61% of Portland voters call graffiti ‘big’ problem, poll from The Oregonian/OregonLive finds


Brian King’s version of “Groundhog Day” includes an industrial-strength pressure washer, gallons of paint — and buckets of patience.

The 48-year-old welder runs his own business, but in recent months he has picked up a side hustle: removing graffiti from the exteriors of private businesses that can’t keep pace with Portland’s plentiful taggers.

“Sometimes, I prime one wall, and by the next morning it has graffiti down the side,” King said.

For many in Portland, graffiti is more than just an eyesore. Two-thirds of Portland-area voters said tagging was a “very big” or “moderately big” problem, according to a poll of 600 likely voters in Clackamas, Multnomah and Washington counties commissioned by The Oregonian/OregonLive this month. The poll by DHM Research surveyed voters from Oct. 5 to Oct. 10 and has a margin of error of plus or minus 4 percentage points.

Among only Portland voters, 61 percent of respondents called graffiti a “very big” or “moderately big” problem, compared with 83 percent of respondents who put litter in the same two categories. These results have a margin of error or plus or minus 5.7 percentage points.

While graffiti comes nowhere near homelessness or crime as a top concern among Oregon voters ahead of Election Day, it is a very visible problem. Complaints to the city have doubled since 2020 and taggers are leaving bigger marks on taller buildings that require construction lifts to clean, documents from the city show. Portland police and prosecutors, meanwhile, have focused their attention on “prolific” taggers.

Republicans in Portland (81%) were more likely than Democrats (30%) to name graffiti as a “very big problem.” So were voters who said they backed Rene Gonzalez (50%) over incumbent Jo Ann Hardesty (13%) in the contest for Portland City Council, according to the poll.

Brian King graffiti

Brian King stands next to his industrial pressure washer.

The job of cleaning up the tags falls to others in addition to King.

Portland Graffiti Removal contracts with the Oregon Department of Transportation to help clear tags on overpasses along major freeways, including Interstates 5 and 205. It has been a challenge to keep up with the constant graffiti covering signs, a potentially dangerous distraction to drivers, said owner Robert Barrie. The cleaning crews patrol certain stretches of the road as needed and directed by ODOT.

“It’s kind of an endless loop,” Barrie said.

ODOT spokesperson Don Hamilton said the issue has become increasingly difficult to deal with over the past two years. Crews from ODOT and private contractors are out cleaning graffiti every day, but taggers return to the same spots frequently.

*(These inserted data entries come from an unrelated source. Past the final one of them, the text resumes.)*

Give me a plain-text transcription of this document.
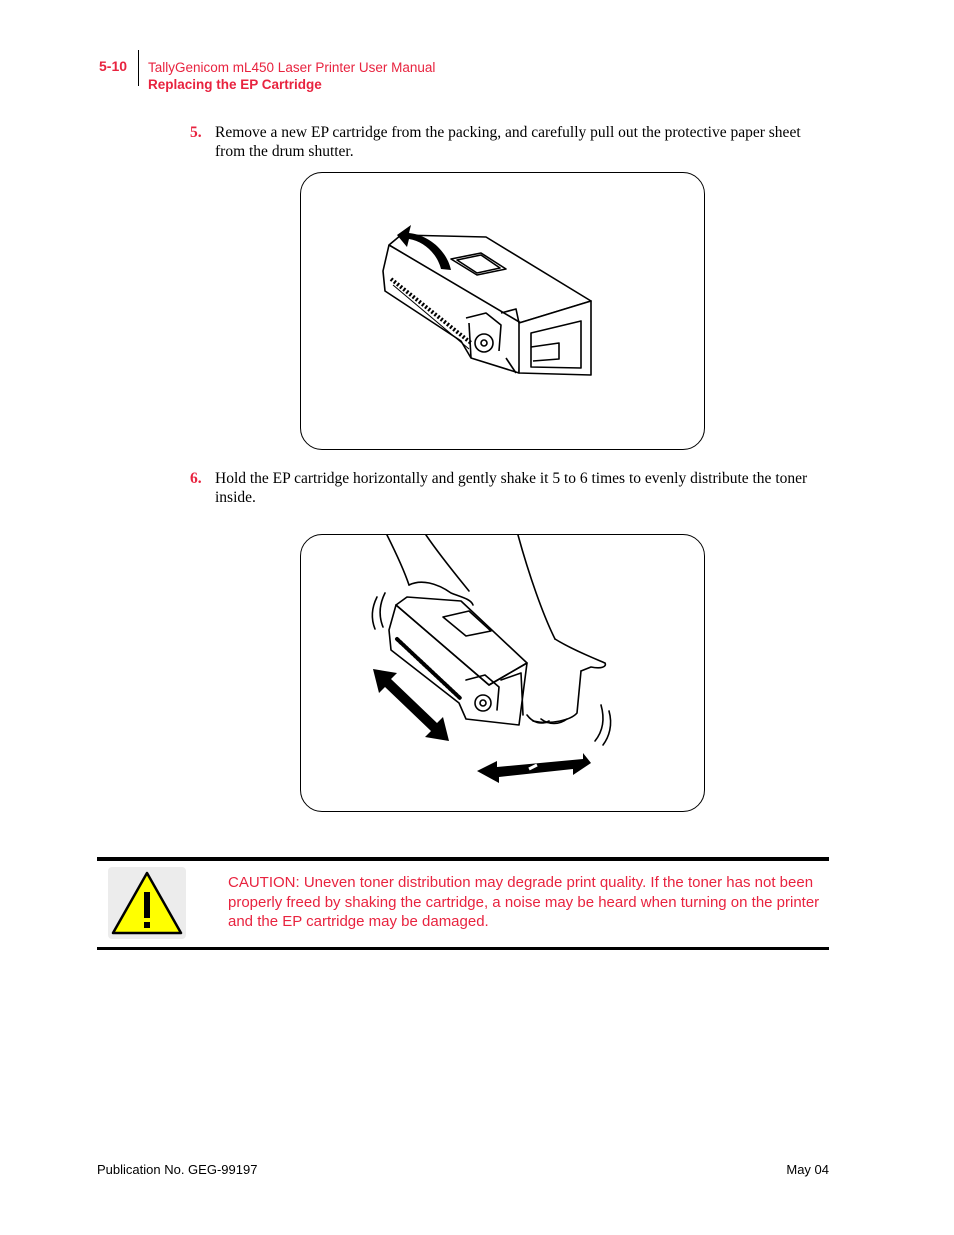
5-10 TallyGenicom mL450 Laser Printer User Manual
Replacing the EP Cartridge
5. Remove a new EP cartridge from the packing, and carefully pull out the protective paper sheet from the drum shutter.
6. Hold the EP cartridge horizontally and gently shake it 5 to 6 times to evenly distribute the toner inside.
CAUTION: Uneven toner distribution may degrade print quality. If the toner has not been properly freed by shaking the cartridge, a noise may be heard when turning on the printer and the EP cartridge may be damaged.
Publication No. GEG-99197	May 04
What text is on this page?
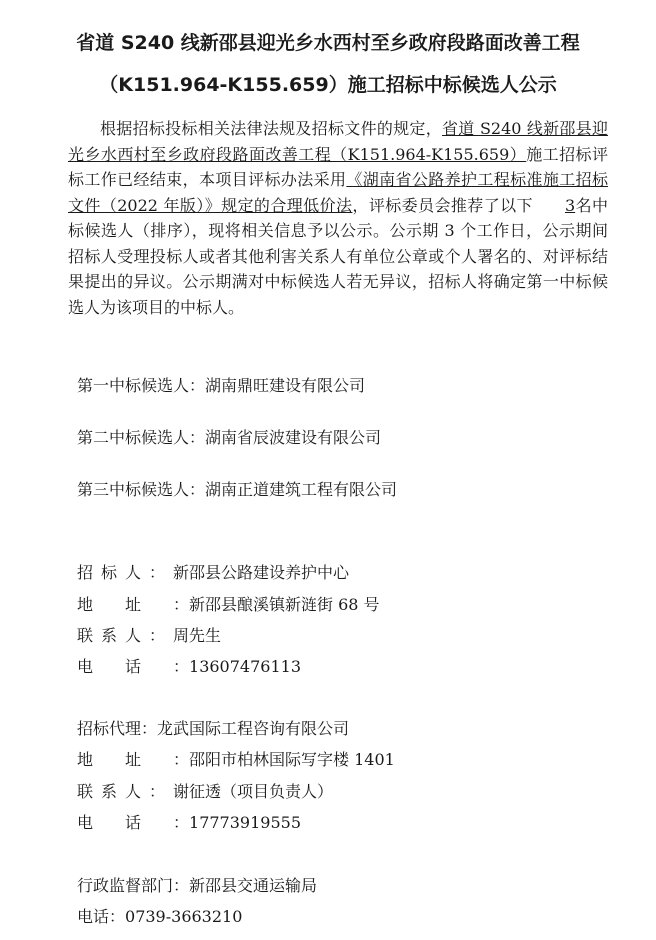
省道 S240 线新邵县迎光乡水西村至乡政府段路面改善工程
（K151.964-K155.659）施工招标中标候选人公示
根据招标投标相关法律法规及招标文件的规定，省道 S240 线新邵县迎光乡水西村至乡政府段路面改善工程（K151.964-K155.659）施工招标评标工作已经结束，本项目评标办法采用《湖南省公路养护工程标准施工招标文件（2022 年版）》规定的合理低价法，评标委员会推荐了以下 3名中标候选人（排序），现将相关信息予以公示。公示期 3 个工作日，公示期间招标人受理投标人或者其他利害关系人有单位公章或个人署名的、对评标结果提出的异议。公示期满对中标候选人若无异议，招标人将确定第一中标候选人为该项目的中标人。
第一中标候选人：湖南鼎旺建设有限公司
第二中标候选人：湖南省辰波建设有限公司
第三中标候选人：湖南正道建筑工程有限公司
招标人：新邵县公路建设养护中心
地址：新邵县酿溪镇新涟街 68 号
联系人：周先生
电话：13607476113
招标代理：龙武国际工程咨询有限公司
地址：邵阳市柏林国际写字楼 1401
联系人：谢征透（项目负责人）
电话：17773919555
行政监督部门：新邵县交通运输局
电话：0739-3663210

“It’s a very frustrating experience for all of these crews, because it’s coming back again and again,” Hamilton said. “We’re starting to make some impact on it.”

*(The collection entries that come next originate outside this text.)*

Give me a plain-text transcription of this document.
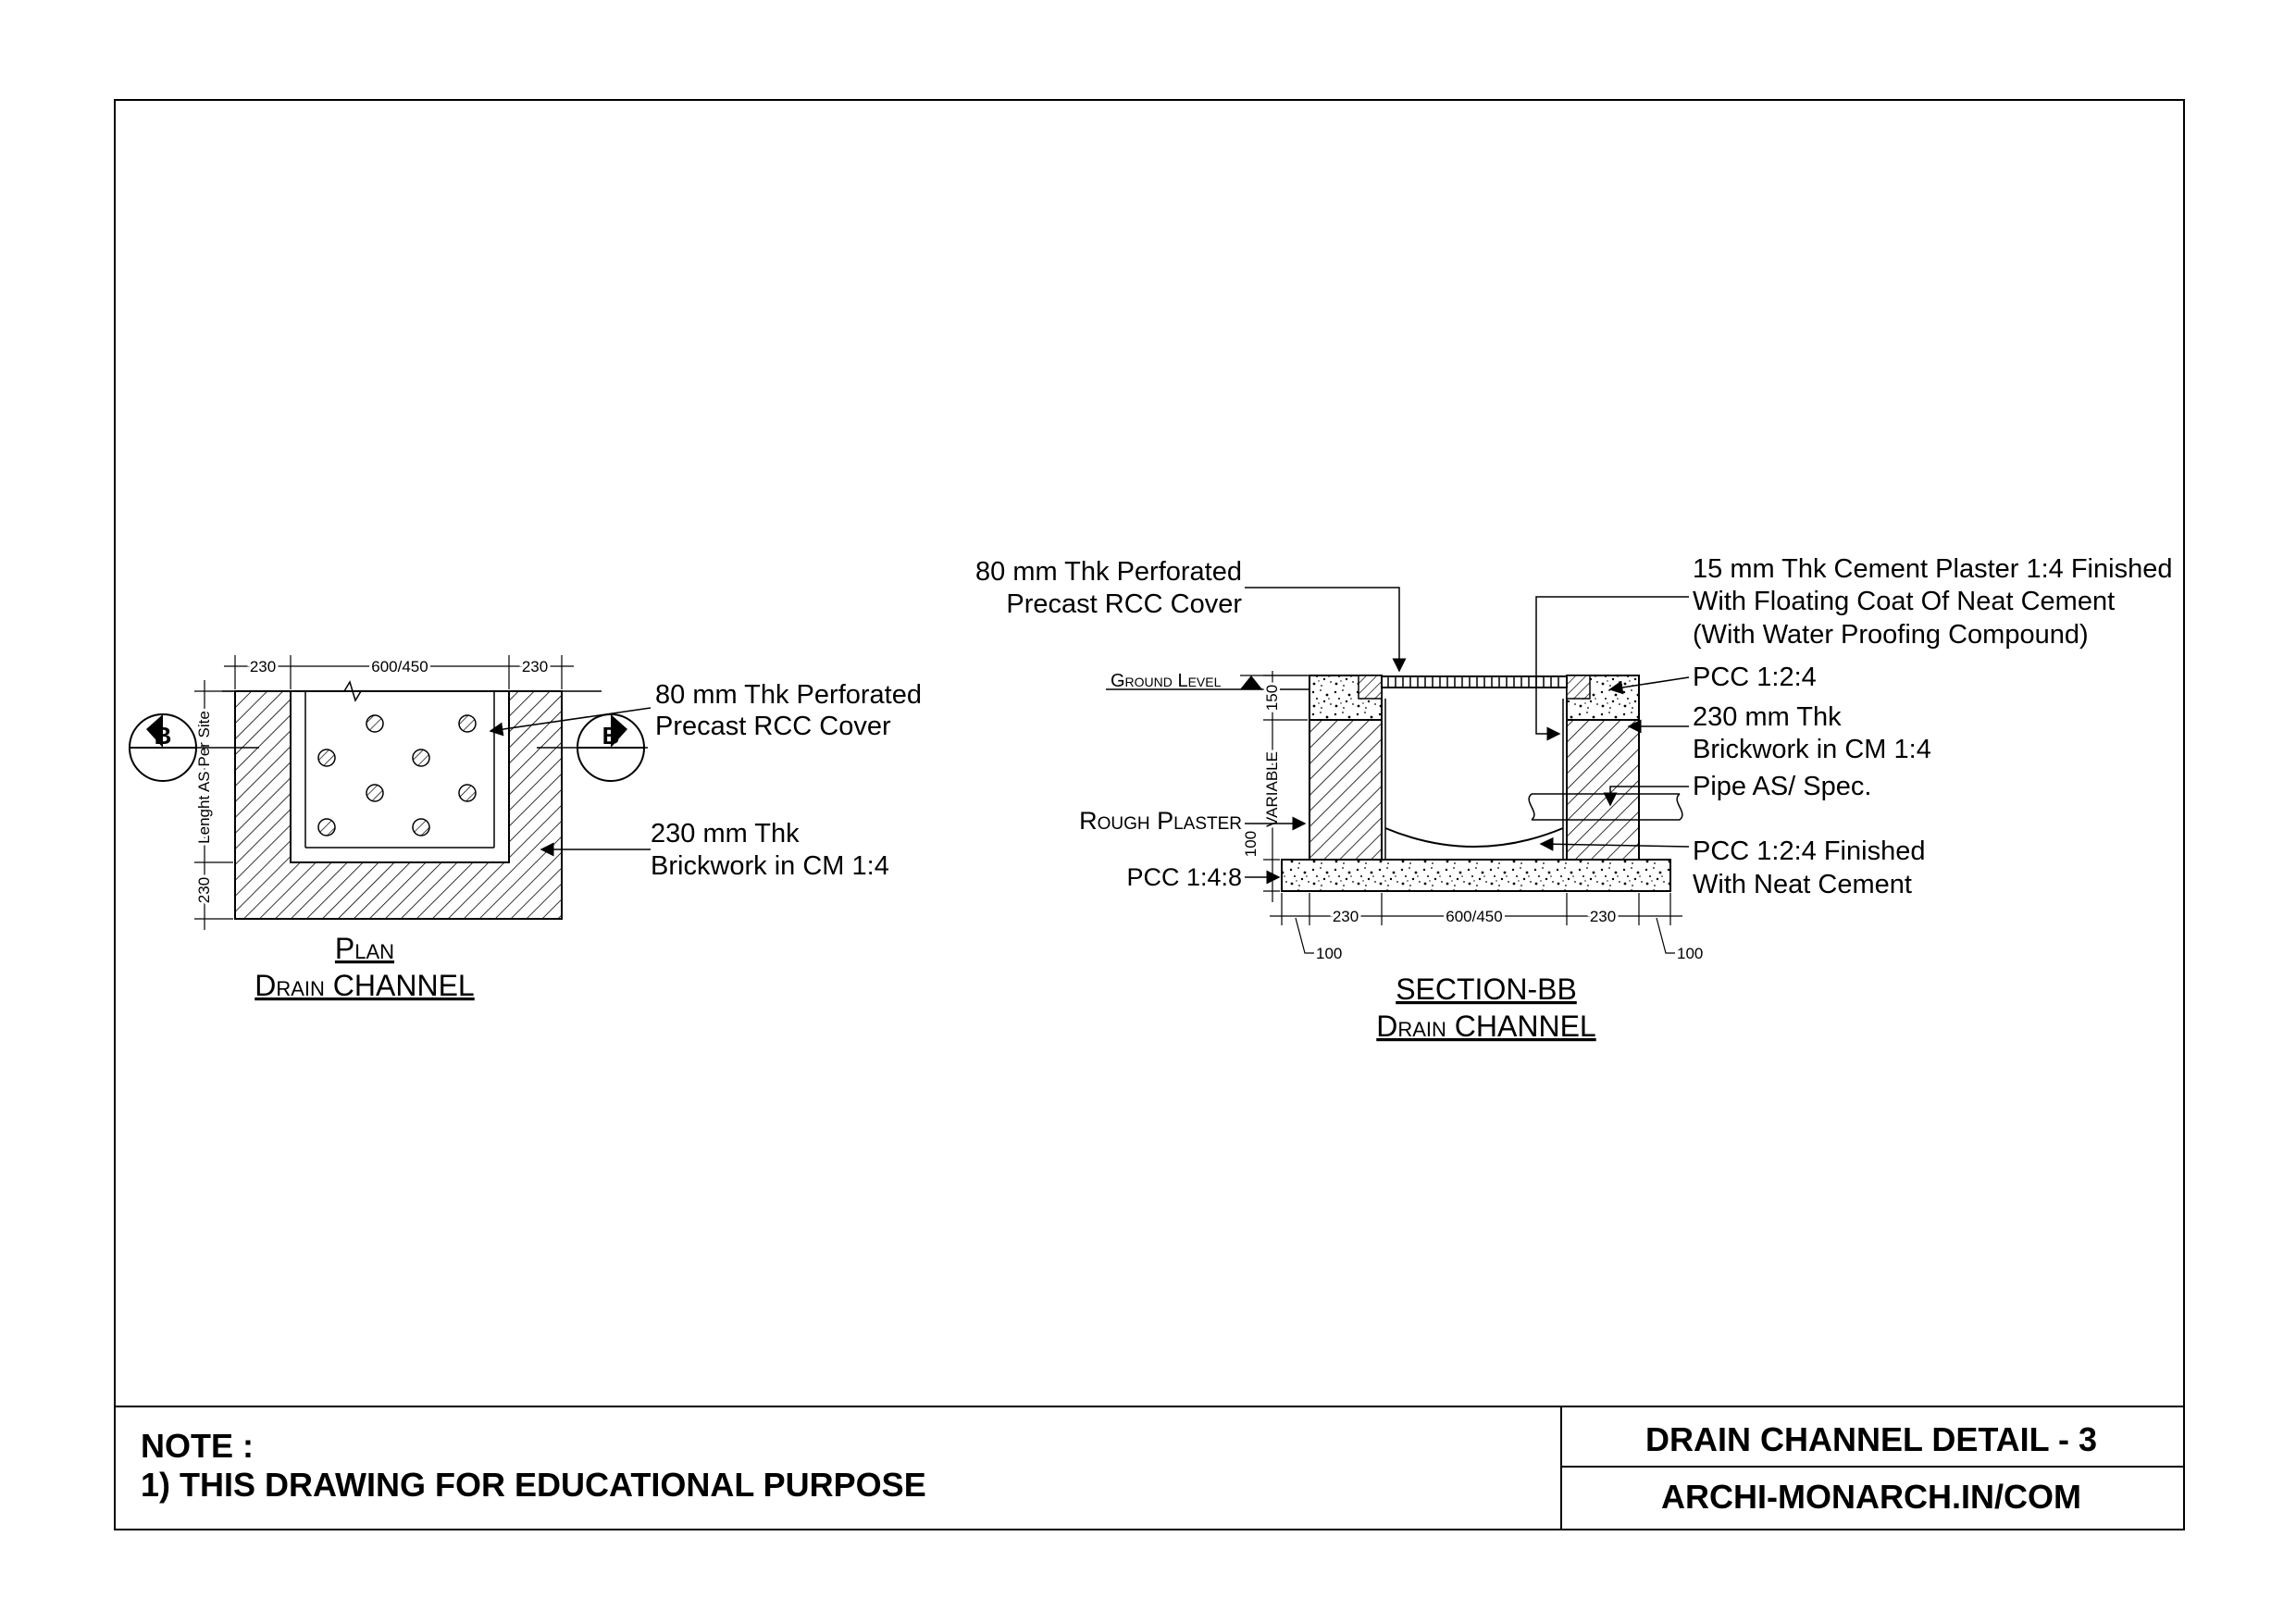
230	600/450	230
Lenght AS Per Site
230
B	B
80 mm Thk Perforated
Precast RCC Cover
230 mm Thk
Brickwork in CM 1:4
Plan
Drain CHANNEL
Ground Level
150
VARIABLE
100
230	600/450	230
100	100
80 mm Thk Perforated
Precast RCC Cover
15 mm Thk Cement Plaster 1:4 Finished
With Floating Coat Of Neat Cement
(With Water Proofing Compound)
PCC 1:2:4
230 mm Thk
Brickwork in CM 1:4
Pipe AS/ Spec.
PCC 1:2:4 Finished
With Neat Cement
Rough Plaster
PCC 1:4:8
SECTION-BB
Drain CHANNEL
NOTE :
1) THIS DRAWING FOR EDUCATIONAL PURPOSE
DRAIN CHANNEL DETAIL - 3
ARCHI-MONARCH.IN/COM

The Portland Bureau of Transportation also has seen an uptick, spokesperson Dylan Rivera said. From July 1 through the end of August, Rivera said the structures division cleaned around 280 bridges, retaining walls, planters and public staircases, compared with 250 sites in all of the last fiscal year.

Portland Public Schools has been struggling with tagging as well. According to spokesperson Sydney Kelly, 90% of the district’s schools have been damaged by vandalism and graffiti so far this year. The issue has gotten increasingly worse over the last two and a half years, Kelly said.

Jennie Kim, who manages a Boost Mobile retailer in the King Neighborhood, said that graffiti is a constant problem.

Kim’s store has given up trying to clean everything, and has opted for a new strategy, she said.

“We actually leave that back corner boarded off as kind of a canvas,” Kim said. “It seems to be working honestly. It’s some kind of solution at least.”